Grazing incidence X-ray fluorescence based characterization of nanostructures for element sensitive profile reconstruction

TL;DR

This paper demonstrates a high-sensitivity method using grazing incidence X-ray fluorescence and advanced simulations to characterize nanostructures' composition and shape with sub-nanometer precision, addressing computational challenges with Bayesian optimization.

Contribution

It introduces a novel combination of grazing incidence X-ray fluorescence, finite element simulations, and Bayesian optimization for detailed nanostructure characterization.

Findings

Successful reconstruction of element distribution and geometry of Si3N4 nanostructures.

Bayesian optimization significantly reduces computational effort in the reconstruction process.

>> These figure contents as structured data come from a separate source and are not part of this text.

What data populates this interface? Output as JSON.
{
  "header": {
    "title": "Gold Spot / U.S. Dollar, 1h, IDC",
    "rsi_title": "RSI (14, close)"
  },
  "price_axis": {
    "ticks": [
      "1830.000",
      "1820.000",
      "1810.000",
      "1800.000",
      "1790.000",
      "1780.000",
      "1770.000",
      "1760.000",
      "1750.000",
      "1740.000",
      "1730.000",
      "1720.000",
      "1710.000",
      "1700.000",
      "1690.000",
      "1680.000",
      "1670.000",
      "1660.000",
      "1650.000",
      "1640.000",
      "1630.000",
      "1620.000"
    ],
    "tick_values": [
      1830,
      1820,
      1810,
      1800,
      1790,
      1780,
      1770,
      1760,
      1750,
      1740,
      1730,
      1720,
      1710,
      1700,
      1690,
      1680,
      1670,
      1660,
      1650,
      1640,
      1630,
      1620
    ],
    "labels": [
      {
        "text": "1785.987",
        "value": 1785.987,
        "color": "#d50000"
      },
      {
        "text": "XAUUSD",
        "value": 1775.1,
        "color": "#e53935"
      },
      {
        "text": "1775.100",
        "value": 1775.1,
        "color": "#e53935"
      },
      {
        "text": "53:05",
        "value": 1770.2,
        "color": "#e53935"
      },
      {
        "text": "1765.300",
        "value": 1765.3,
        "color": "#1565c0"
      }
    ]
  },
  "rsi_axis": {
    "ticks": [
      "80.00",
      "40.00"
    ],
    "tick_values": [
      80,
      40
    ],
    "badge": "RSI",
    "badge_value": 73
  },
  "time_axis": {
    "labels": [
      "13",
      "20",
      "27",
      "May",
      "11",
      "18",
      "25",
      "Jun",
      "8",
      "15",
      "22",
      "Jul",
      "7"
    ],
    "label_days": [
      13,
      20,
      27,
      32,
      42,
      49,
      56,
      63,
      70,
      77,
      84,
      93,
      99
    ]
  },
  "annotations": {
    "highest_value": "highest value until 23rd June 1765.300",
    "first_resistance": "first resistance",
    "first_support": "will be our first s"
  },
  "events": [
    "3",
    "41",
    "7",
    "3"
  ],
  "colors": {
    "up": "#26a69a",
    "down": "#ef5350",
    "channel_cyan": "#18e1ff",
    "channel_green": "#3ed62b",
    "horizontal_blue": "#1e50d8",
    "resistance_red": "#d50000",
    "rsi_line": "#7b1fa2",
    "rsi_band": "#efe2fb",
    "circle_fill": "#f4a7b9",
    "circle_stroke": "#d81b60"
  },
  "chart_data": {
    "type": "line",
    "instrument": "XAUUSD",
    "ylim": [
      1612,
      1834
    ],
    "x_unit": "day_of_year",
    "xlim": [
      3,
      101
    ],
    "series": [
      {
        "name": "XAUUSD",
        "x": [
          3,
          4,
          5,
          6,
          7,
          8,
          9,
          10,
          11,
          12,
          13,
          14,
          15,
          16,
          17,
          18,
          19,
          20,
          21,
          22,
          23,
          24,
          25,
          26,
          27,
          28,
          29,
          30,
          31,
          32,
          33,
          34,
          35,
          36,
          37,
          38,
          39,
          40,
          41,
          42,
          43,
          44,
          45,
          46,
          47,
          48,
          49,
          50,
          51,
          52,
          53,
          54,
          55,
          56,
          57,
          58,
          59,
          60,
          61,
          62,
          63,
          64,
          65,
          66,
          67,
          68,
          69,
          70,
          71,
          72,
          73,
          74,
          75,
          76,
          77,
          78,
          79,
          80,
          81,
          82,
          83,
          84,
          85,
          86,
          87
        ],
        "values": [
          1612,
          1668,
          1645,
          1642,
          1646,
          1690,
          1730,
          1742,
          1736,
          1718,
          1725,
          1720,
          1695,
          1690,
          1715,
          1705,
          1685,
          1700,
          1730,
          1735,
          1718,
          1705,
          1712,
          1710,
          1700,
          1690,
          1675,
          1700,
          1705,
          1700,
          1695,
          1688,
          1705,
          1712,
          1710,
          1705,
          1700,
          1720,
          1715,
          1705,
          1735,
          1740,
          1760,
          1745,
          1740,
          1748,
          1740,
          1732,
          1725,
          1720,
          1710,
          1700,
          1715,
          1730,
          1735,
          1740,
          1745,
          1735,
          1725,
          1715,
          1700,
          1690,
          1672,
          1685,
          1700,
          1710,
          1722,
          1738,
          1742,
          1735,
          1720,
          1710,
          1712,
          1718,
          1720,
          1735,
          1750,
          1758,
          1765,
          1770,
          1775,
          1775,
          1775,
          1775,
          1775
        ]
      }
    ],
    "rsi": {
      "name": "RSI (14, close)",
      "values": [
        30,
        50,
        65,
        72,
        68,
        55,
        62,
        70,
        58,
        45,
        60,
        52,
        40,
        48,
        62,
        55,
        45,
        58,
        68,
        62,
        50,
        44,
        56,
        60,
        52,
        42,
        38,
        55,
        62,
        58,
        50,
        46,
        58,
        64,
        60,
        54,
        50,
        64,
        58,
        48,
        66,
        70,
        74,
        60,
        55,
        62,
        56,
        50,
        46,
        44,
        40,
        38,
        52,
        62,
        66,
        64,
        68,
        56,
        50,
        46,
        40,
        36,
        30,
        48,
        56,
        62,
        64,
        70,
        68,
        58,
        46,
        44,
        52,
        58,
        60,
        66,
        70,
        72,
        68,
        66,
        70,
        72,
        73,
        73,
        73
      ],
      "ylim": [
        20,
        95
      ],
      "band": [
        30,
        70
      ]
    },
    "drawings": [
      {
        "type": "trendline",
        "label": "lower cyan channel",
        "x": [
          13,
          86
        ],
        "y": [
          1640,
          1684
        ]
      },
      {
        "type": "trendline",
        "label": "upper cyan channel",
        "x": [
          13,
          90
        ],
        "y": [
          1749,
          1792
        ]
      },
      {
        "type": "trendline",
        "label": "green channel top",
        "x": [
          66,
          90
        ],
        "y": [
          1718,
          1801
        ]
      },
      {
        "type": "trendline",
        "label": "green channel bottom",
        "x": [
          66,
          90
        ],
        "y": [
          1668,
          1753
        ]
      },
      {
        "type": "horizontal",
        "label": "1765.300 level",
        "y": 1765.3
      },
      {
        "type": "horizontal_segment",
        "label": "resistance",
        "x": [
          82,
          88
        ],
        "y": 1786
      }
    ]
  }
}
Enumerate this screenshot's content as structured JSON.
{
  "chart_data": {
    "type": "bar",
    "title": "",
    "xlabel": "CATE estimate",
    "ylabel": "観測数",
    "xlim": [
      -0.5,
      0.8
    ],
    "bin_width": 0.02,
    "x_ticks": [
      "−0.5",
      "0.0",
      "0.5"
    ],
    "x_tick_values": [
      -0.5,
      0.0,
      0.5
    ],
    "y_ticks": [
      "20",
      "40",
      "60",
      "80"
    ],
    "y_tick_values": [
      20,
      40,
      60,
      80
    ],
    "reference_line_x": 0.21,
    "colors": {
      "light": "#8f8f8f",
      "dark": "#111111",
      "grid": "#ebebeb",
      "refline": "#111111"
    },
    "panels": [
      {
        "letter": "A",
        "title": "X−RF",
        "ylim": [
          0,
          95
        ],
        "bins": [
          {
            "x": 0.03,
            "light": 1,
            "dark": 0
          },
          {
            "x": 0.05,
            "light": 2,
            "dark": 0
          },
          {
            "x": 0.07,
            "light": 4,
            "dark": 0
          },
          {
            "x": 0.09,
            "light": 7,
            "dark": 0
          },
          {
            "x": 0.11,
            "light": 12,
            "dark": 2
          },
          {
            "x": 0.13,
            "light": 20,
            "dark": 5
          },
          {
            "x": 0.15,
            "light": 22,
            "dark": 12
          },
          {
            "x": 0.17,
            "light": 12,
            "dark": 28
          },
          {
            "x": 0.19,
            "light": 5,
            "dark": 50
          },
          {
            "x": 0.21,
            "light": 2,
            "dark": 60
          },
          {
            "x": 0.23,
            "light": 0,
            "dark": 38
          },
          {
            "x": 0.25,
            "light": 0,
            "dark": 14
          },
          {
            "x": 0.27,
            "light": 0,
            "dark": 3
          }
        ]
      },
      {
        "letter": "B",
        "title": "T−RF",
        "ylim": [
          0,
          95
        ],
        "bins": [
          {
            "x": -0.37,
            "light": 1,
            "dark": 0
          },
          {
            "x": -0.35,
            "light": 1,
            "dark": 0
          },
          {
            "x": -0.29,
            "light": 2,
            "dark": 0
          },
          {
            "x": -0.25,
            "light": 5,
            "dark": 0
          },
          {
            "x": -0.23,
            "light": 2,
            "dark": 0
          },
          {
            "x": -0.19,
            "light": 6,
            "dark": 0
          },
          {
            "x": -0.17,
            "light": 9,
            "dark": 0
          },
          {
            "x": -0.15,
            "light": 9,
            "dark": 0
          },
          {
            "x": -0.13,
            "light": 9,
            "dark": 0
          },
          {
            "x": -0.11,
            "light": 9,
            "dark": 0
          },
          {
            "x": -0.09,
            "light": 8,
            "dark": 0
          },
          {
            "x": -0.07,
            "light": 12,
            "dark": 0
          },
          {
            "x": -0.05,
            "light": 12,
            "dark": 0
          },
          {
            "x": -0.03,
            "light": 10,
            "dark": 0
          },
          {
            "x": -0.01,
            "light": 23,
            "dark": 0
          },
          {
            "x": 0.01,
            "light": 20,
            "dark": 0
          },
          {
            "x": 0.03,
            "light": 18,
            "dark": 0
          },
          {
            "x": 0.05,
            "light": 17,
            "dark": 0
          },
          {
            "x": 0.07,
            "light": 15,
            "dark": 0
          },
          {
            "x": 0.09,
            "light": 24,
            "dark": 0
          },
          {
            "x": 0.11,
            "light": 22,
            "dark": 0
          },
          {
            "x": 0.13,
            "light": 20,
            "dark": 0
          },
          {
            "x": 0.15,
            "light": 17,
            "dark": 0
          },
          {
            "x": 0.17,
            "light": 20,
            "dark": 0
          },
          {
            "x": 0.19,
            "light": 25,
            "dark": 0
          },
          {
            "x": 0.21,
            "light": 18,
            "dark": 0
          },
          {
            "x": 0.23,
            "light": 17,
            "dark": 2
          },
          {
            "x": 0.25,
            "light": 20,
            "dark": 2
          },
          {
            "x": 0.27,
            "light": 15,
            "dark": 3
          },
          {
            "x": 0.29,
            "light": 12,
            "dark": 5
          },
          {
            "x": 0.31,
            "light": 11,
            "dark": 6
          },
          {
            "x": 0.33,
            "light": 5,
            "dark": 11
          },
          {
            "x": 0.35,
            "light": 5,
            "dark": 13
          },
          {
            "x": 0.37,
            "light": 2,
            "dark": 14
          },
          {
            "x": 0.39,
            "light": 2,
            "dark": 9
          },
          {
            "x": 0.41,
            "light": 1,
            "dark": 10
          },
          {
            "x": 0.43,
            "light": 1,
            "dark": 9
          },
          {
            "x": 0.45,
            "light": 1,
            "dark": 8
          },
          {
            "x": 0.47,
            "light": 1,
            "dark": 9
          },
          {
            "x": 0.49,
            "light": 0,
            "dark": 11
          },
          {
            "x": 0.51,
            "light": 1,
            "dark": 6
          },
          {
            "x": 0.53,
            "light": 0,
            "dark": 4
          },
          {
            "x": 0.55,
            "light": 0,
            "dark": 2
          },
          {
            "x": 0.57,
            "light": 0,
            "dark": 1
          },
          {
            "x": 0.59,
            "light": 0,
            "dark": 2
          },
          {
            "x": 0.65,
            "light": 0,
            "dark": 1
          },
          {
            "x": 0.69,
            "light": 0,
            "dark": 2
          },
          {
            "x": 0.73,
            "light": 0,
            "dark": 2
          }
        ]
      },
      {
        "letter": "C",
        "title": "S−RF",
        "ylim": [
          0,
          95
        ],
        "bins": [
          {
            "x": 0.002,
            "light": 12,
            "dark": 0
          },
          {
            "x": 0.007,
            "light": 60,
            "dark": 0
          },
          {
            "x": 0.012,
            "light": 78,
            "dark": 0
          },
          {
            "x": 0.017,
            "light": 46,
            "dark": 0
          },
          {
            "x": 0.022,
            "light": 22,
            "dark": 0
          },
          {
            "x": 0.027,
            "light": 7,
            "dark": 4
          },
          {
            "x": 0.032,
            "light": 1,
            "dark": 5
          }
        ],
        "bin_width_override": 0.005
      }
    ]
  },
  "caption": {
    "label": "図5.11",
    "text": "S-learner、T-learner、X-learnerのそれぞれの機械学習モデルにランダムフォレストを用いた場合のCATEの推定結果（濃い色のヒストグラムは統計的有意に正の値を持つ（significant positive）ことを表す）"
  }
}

Method achieves sub-nanometer resolution in profiling nanostructures.

Abstract

For the reliable fabrication of the current and next generation of nanostructures it is essential to be able to determine their material composition and dimensional parameters. Using the grazing incidence X-ray fluoresence technique, which is taking advantage of the X-ray standing wave field effect, nanostructures can be investigated with a high sensitivity with respect to the structural and elemental composition. This is demonstrated using lamellar gratings made of Si$_3$N$_4$. Rigorous field simulations obtained from a Maxwell solver based on the finite element method allow to determine the spatial distribution of elemental species and the geometrical shape with sub-nm resolution. The increasing complexity of nanostructures and demanded sensitivity for small changes quickly turn the curse of dimensionality for numerical simulation into a problem which can no longer be solved rationally even with massive parallelisation. New optimization schemes, e.g. machine learning, are required to satisfy the metrological requirements. We present reconstruction results obtained with a Bayesian optimization approach to reduce the computational effort.